Role of base flipping in specific recognition of damaged DNA by repair enzymes

DNA repair enzymes induce base flipping in the process of damage recognition. Endonuclease V initiates the repair of cis, syn thymine dimers (TD) produced in DNA by UV radiation. The enzyme is known to flip the base opposite the damage into a non-specific binding pocket inside the protein. Uracil DNA glycosylase removes a uracil base from G.U mismatches in DNA by initially flipping it into a highly specific pocket in the enzyme.
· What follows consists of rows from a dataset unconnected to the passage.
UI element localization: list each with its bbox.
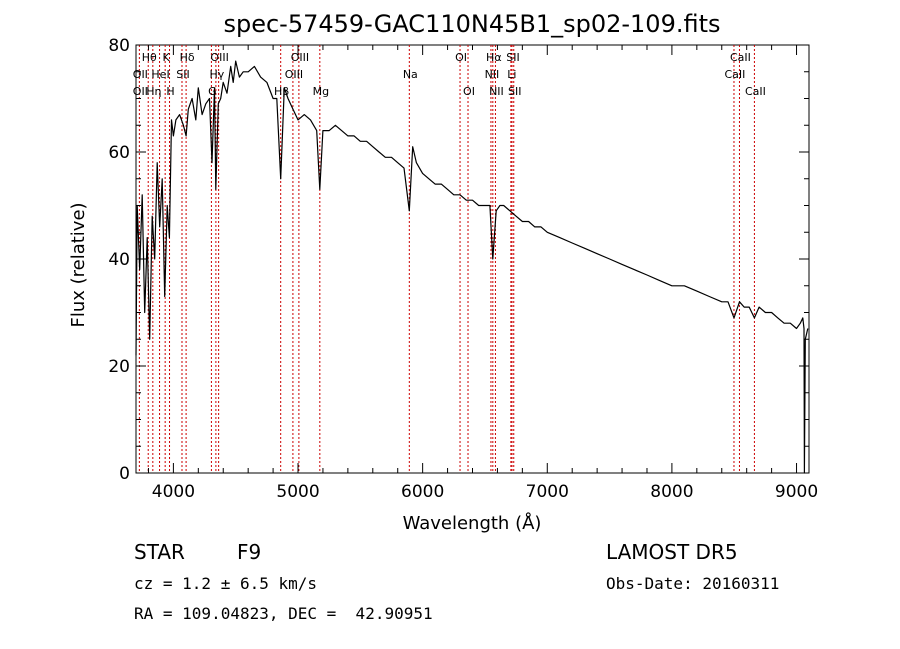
spectral-line-label: NII [485,68,500,81]
spectral-line-label: OIII [285,68,303,81]
spectral-line-markers [138,45,755,473]
coordinates: RA = 109.04823, DEC = 42.90951 [134,604,433,623]
spectral-line-label: SII [508,85,521,98]
spectral-line-label: CaII [745,85,766,98]
y-tick-label: 60 [108,143,130,163]
plot-frame [135,44,810,474]
spectral-line-label: OII [133,68,148,81]
x-tick-label: 4000 [152,482,195,502]
redshift-velocity: cz = 1.2 ± 6.5 km/s [134,574,318,593]
spectral-line-label: Hα [486,51,502,64]
spectral-line-label: SII [506,51,519,64]
survey-name: LAMOST DR5 [606,540,738,564]
spectral-line-label: G [208,85,217,98]
spectral-line-label: SII [176,68,189,81]
y-tick-label: 40 [108,250,130,270]
object-subclass: F9 [237,540,262,564]
spectral-line-label: OI [463,85,475,98]
y-axis: 0 20 40 60 80 [108,36,809,484]
x-axis: 4000 5000 6000 7000 8000 9000 [147,45,818,502]
spectral-line-label: Hδ [180,51,195,64]
spectral-line-label: Li [507,68,516,81]
x-tick-label: 8000 [650,482,693,502]
x-axis-label: Wavelength (Å) [403,512,542,534]
y-tick-label: 20 [108,357,130,377]
spectral-line-label: Hη [146,85,161,98]
spectral-line-label: OII [133,85,148,98]
x-tick-label: 5000 [276,482,319,502]
spectral-line-label: Mg [313,85,329,98]
x-tick-label: 6000 [401,482,444,502]
object-class: STAR [134,540,185,564]
spectrum-line [135,60,809,474]
spectral-line-label: CaII [730,51,751,64]
spectral-line-label: Hβ [274,85,289,98]
spectral-line-label: CaII [725,68,746,81]
y-tick-label: 80 [108,36,130,56]
y-tick-label: 0 [119,464,130,484]
spectral-line-label: K [163,51,171,64]
spectral-line-label: NII [489,85,504,98]
spectral-line-label: Na [403,68,418,81]
spectral-line-label: OIII [291,51,309,64]
spectral-line-label: HeI [151,68,169,81]
spectral-line-label: H [166,85,174,98]
x-tick-label: 7000 [526,482,569,502]
x-tick-label: 9000 [775,482,818,502]
spectral-line-label: OIII [210,51,228,64]
chart-title: spec-57459-GAC110N45B1_sp02-109.fits [223,10,720,38]
spectral-line-label: OI [455,51,467,64]
spectral-line-label: Hγ [209,68,224,81]
observation-date: Obs-Date: 20160311 [606,574,780,593]
spectral-line-label: Hθ [142,51,157,64]
y-axis-label: Flux (relative) [68,202,89,327]
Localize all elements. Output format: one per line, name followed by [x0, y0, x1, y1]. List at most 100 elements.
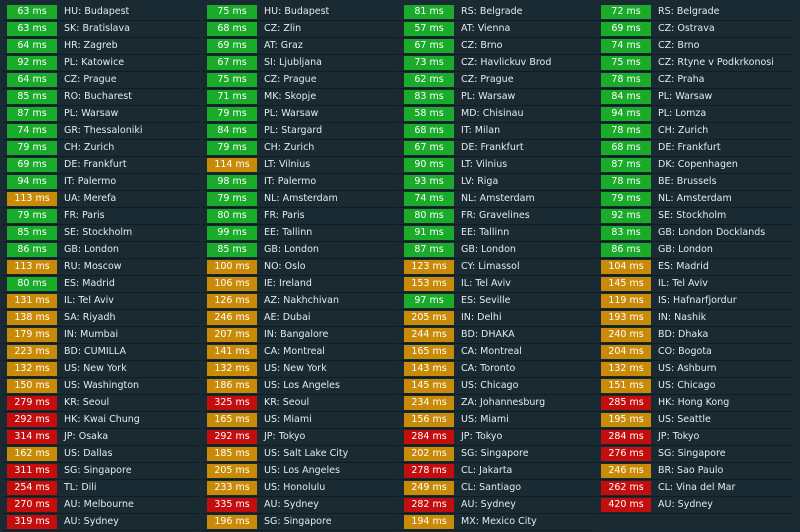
- server-location: BD: DHAKA: [461, 329, 515, 340]
- server-location: SE: Stockholm: [658, 210, 727, 221]
- server-location: AU: Sydney: [461, 499, 516, 510]
- server-row: 81 ms RS: Belgrade: [399, 4, 595, 21]
- server-row: 207 ms IN: Bangalore: [202, 327, 398, 344]
- server-row: 104 ms ES: Madrid: [596, 259, 792, 276]
- server-row: 150 ms US: Washington: [2, 378, 198, 395]
- server-row: 195 ms US: Seattle: [596, 412, 792, 429]
- ping-badge: 80 ms: [207, 209, 257, 223]
- server-row: 420 ms AU: Sydney: [596, 497, 792, 514]
- ping-badge: 80 ms: [404, 209, 454, 223]
- server-location: SI: Ljubljana: [264, 57, 322, 68]
- server-location: CA: Montreal: [264, 346, 325, 357]
- server-row: 97 ms ES: Seville: [399, 293, 595, 310]
- ping-badge: 83 ms: [601, 226, 651, 240]
- ping-badge: 279 ms: [7, 396, 57, 410]
- ping-badge: 311 ms: [7, 464, 57, 478]
- ping-badge: 80 ms: [7, 277, 57, 291]
- ping-badge: 75 ms: [207, 73, 257, 87]
- ping-badge: 132 ms: [7, 362, 57, 376]
- ping-badge: 87 ms: [601, 158, 651, 172]
- ping-badge: 223 ms: [7, 345, 57, 359]
- server-row: 79 ms CH: Zurich: [2, 140, 198, 157]
- server-row: 58 ms MD: Chisinau: [399, 106, 595, 123]
- ping-badge: 262 ms: [601, 481, 651, 495]
- ping-badge: 58 ms: [404, 107, 454, 121]
- ping-badge: 138 ms: [7, 311, 57, 325]
- server-location: FR: Paris: [64, 210, 105, 221]
- server-row: 84 ms PL: Stargard: [202, 123, 398, 140]
- server-row: 87 ms PL: Warsaw: [2, 106, 198, 123]
- ping-badge: 63 ms: [7, 22, 57, 36]
- ping-badge: 143 ms: [404, 362, 454, 376]
- server-location: ES: Madrid: [64, 278, 115, 289]
- server-row: 78 ms BE: Brussels: [596, 174, 792, 191]
- server-row: 90 ms LT: Vilnius: [399, 157, 595, 174]
- server-location: SG: Singapore: [64, 465, 132, 476]
- server-row: 284 ms JP: Tokyo: [399, 429, 595, 446]
- server-row: 79 ms PL: Warsaw: [202, 106, 398, 123]
- server-location: CA: Montreal: [461, 346, 522, 357]
- server-row: 193 ms IN: Nashik: [596, 310, 792, 327]
- server-location: US: Chicago: [658, 380, 716, 391]
- server-location: PL: Warsaw: [264, 108, 319, 119]
- server-location: RS: Belgrade: [658, 6, 720, 17]
- ping-badge: 62 ms: [404, 73, 454, 87]
- ping-badge: 72 ms: [601, 5, 651, 19]
- server-row: 285 ms HK: Hong Kong: [596, 395, 792, 412]
- server-location: CZ: Prague: [64, 74, 117, 85]
- server-location: HU: Budapest: [264, 6, 330, 17]
- ping-badge: 179 ms: [7, 328, 57, 342]
- ping-badge: 97 ms: [404, 294, 454, 308]
- server-row: 63 ms HU: Budapest: [2, 4, 198, 21]
- server-row: 85 ms RO: Bucharest: [2, 89, 198, 106]
- ping-badge: 79 ms: [7, 141, 57, 155]
- server-row: 151 ms US: Chicago: [596, 378, 792, 395]
- server-row: 223 ms BD: CUMILLA: [2, 344, 198, 361]
- server-location: EE: Tallinn: [461, 227, 510, 238]
- server-row: 119 ms IS: Hafnarfjordur: [596, 293, 792, 310]
- ping-badge: 87 ms: [7, 107, 57, 121]
- server-row: 68 ms IT: Milan: [399, 123, 595, 140]
- ping-badge: 69 ms: [7, 158, 57, 172]
- ping-badge: 63 ms: [7, 5, 57, 19]
- server-row: 249 ms CL: Santiago: [399, 480, 595, 497]
- ping-badge: 126 ms: [207, 294, 257, 308]
- server-row: 335 ms AU: Sydney: [202, 497, 398, 514]
- server-row: 234 ms ZA: Johannesburg: [399, 395, 595, 412]
- server-location: BD: Dhaka: [658, 329, 709, 340]
- server-location: HR: Zagreb: [64, 40, 118, 51]
- server-location: US: Chicago: [461, 380, 519, 391]
- server-row: 74 ms NL: Amsterdam: [399, 191, 595, 208]
- server-row: 246 ms BR: Sao Paulo: [596, 463, 792, 480]
- ping-badge: 67 ms: [404, 39, 454, 53]
- server-row: 138 ms SA: Riyadh: [2, 310, 198, 327]
- ping-badge: 186 ms: [207, 379, 257, 393]
- server-location: CZ: Havlickuv Brod: [461, 57, 552, 68]
- server-row: 94 ms PL: Lomza: [596, 106, 792, 123]
- server-location: NL: Amsterdam: [264, 193, 338, 204]
- ping-badge: 205 ms: [207, 464, 257, 478]
- ping-badge: 81 ms: [404, 5, 454, 19]
- server-row: 179 ms IN: Mumbai: [2, 327, 198, 344]
- server-row: 145 ms US: Chicago: [399, 378, 595, 395]
- server-column: 63 ms HU: Budapest 63 ms SK: Bratislava 64 m…: [2, 4, 198, 531]
- server-row: 292 ms HK: Kwai Chung: [2, 412, 198, 429]
- server-row: 240 ms BD: Dhaka: [596, 327, 792, 344]
- ping-badge: 68 ms: [207, 22, 257, 36]
- server-row: 194 ms MX: Mexico City: [399, 514, 595, 531]
- server-location: CZ: Zlin: [264, 23, 302, 34]
- server-row: 145 ms IL: Tel Aviv: [596, 276, 792, 293]
- ping-badge: 246 ms: [601, 464, 651, 478]
- ping-badge: 335 ms: [207, 498, 257, 512]
- server-location: SG: Singapore: [461, 448, 529, 459]
- server-row: 67 ms CZ: Brno: [399, 38, 595, 55]
- server-location: GR: Thessaloniki: [64, 125, 143, 136]
- ping-badge: 71 ms: [207, 90, 257, 104]
- server-row: 64 ms CZ: Prague: [2, 72, 198, 89]
- server-location: CZ: Rtyne v Podkrkonosi: [658, 57, 774, 68]
- ping-badge: 325 ms: [207, 396, 257, 410]
- ping-badge: 85 ms: [207, 243, 257, 257]
- ping-badge: 93 ms: [404, 175, 454, 189]
- server-row: 92 ms PL: Katowice: [2, 55, 198, 72]
- server-location: CZ: Prague: [264, 74, 317, 85]
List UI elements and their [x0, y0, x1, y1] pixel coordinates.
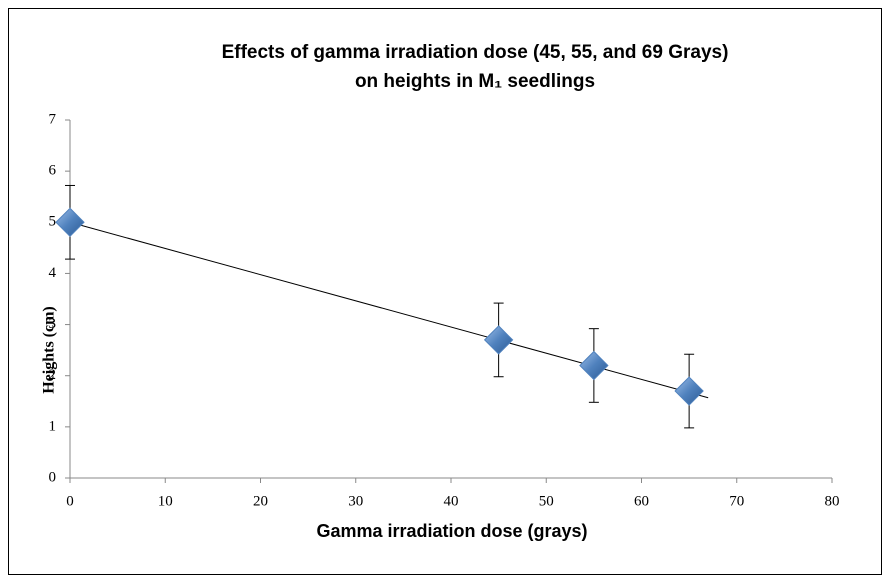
- x-tick-label: 0: [66, 493, 74, 509]
- chart-title: on heights in M₁ seedlings: [355, 71, 595, 92]
- y-tick-label: 2: [49, 367, 57, 383]
- x-tick-label: 70: [729, 493, 744, 509]
- x-tick-label: 60: [634, 493, 649, 509]
- marker: [55, 207, 85, 237]
- marker: [483, 325, 514, 355]
- y-tick-label: 7: [49, 111, 57, 127]
- x-axis-label: Gamma irradiation dose (grays): [316, 521, 587, 541]
- y-tick-label: 6: [49, 163, 57, 179]
- y-tick-label: 3: [49, 316, 57, 332]
- x-tick-label: 30: [348, 493, 363, 509]
- x-tick-label: 50: [539, 493, 554, 509]
- x-tick-label: 20: [253, 493, 268, 509]
- marker: [579, 350, 609, 381]
- chart-title: Effects of gamma irradiation dose (45, 5…: [222, 42, 729, 63]
- y-axis-label: Heights (cm): [41, 306, 58, 394]
- y-tick-label: 0: [49, 469, 57, 485]
- x-tick-label: 80: [825, 493, 840, 509]
- y-tick-label: 5: [49, 214, 57, 230]
- y-tick-label: 1: [49, 418, 57, 434]
- y-tick-label: 4: [49, 265, 57, 281]
- marker: [674, 376, 704, 406]
- x-tick-label: 40: [444, 493, 459, 509]
- chart-frame: [8, 8, 882, 575]
- x-tick-label: 10: [158, 493, 173, 509]
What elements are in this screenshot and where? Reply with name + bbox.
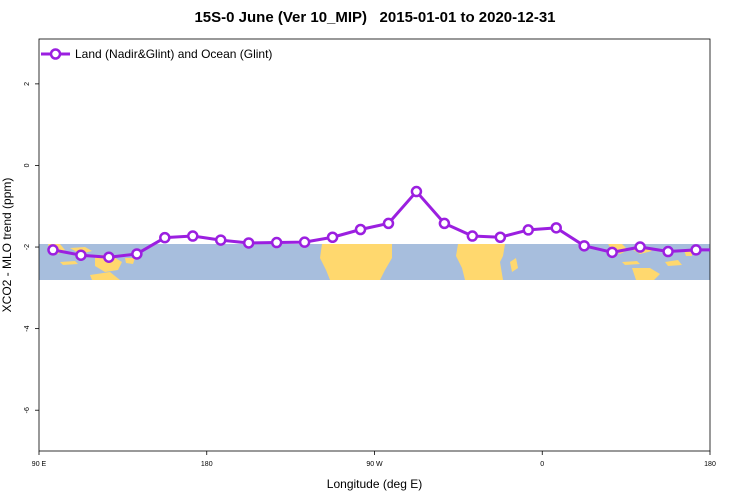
x-axis-label: Longitude (deg E) <box>327 477 422 491</box>
legend-marker-swatch <box>49 48 62 60</box>
data-point <box>578 240 590 252</box>
data-point <box>159 231 171 244</box>
x-tick-label: 90 E <box>32 461 47 468</box>
y-tick-label: -6 <box>24 407 31 413</box>
y-axis-label: XCO2 - MLO trend (ppm) <box>0 178 14 313</box>
land-masses <box>48 244 692 280</box>
y-tick-label: -4 <box>24 325 31 331</box>
data-point <box>662 245 674 258</box>
data-point <box>214 234 227 246</box>
data-point <box>466 230 479 242</box>
data-point <box>634 241 646 253</box>
data-point <box>326 231 339 243</box>
data-point <box>494 231 507 243</box>
chart-title: 15S-0 June (Ver 10_MIP) 2015-01-01 to 20… <box>194 9 556 26</box>
x-tick-label: 90 W <box>366 461 383 468</box>
data-point <box>270 236 283 249</box>
series-layer <box>47 185 728 263</box>
data-point <box>690 244 702 256</box>
data-point <box>438 217 451 230</box>
legend-label: Land (Nadir&Glint) and Ocean (Glint) <box>75 47 272 61</box>
x-tick-label: 180 <box>201 461 213 468</box>
x-tick-label: 180 <box>704 461 716 468</box>
data-point <box>719 245 728 254</box>
data-point <box>410 185 423 198</box>
y-tick-label: -2 <box>24 244 31 250</box>
x-axis: 90 E 180 90 W 0 180 <box>32 451 716 468</box>
y-axis: 2 0 -2 -4 -6 <box>24 82 39 413</box>
data-point <box>47 244 59 256</box>
y-tick-label: 0 <box>24 163 31 167</box>
data-point <box>522 224 535 236</box>
data-point <box>354 223 367 236</box>
legend: Land (Nadir&Glint) and Ocean (Glint) <box>41 47 272 61</box>
data-point <box>550 222 562 234</box>
y-tick-label: 2 <box>24 82 31 86</box>
data-point <box>298 236 311 248</box>
data-point <box>75 249 87 261</box>
data-point <box>382 217 395 230</box>
data-point <box>131 248 143 260</box>
data-point <box>242 237 255 249</box>
data-point <box>606 246 618 259</box>
x-tick-label: 0 <box>540 461 544 468</box>
data-point <box>187 230 199 242</box>
data-point <box>103 251 115 263</box>
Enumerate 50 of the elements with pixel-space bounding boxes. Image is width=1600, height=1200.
The contribution of base flipping to specific recognition has been studied by molecular dynamics simulations on the closed and open states of undamaged and damaged models of DNA. Analysis of the distributions of bending and opening angles indicates that enhanced base flipping originates in increased flexibility of the damaged DNA and the lowering of the energy difference between the closed and open states. The increased flexibility of the damaged DNA gives rise to a DNA more susceptible to distortions induced by the enzyme, which lowers the barrier for base flipping. The free energy profile of the base-flipping process was constructed using a potential of mean force representation. The barrier for TD-containing DNA is 2.5 kcal mol(-1) lower than that in the undamaged DNA, while the barrier for uracil flipping is 11.6 kcal mol(-1) lower than the barrier for flipping a cytosine base in the undamaged DNA. The final barriers for base flipping are approximately 10 kcal mol(-1), making the rate of base flipping similar to the rate of linear scanning of proteins on DNA. These results suggest that damage recognition based on lowering the barrier for base flipping can provide a general mechanism for other DNA-repair enzymes.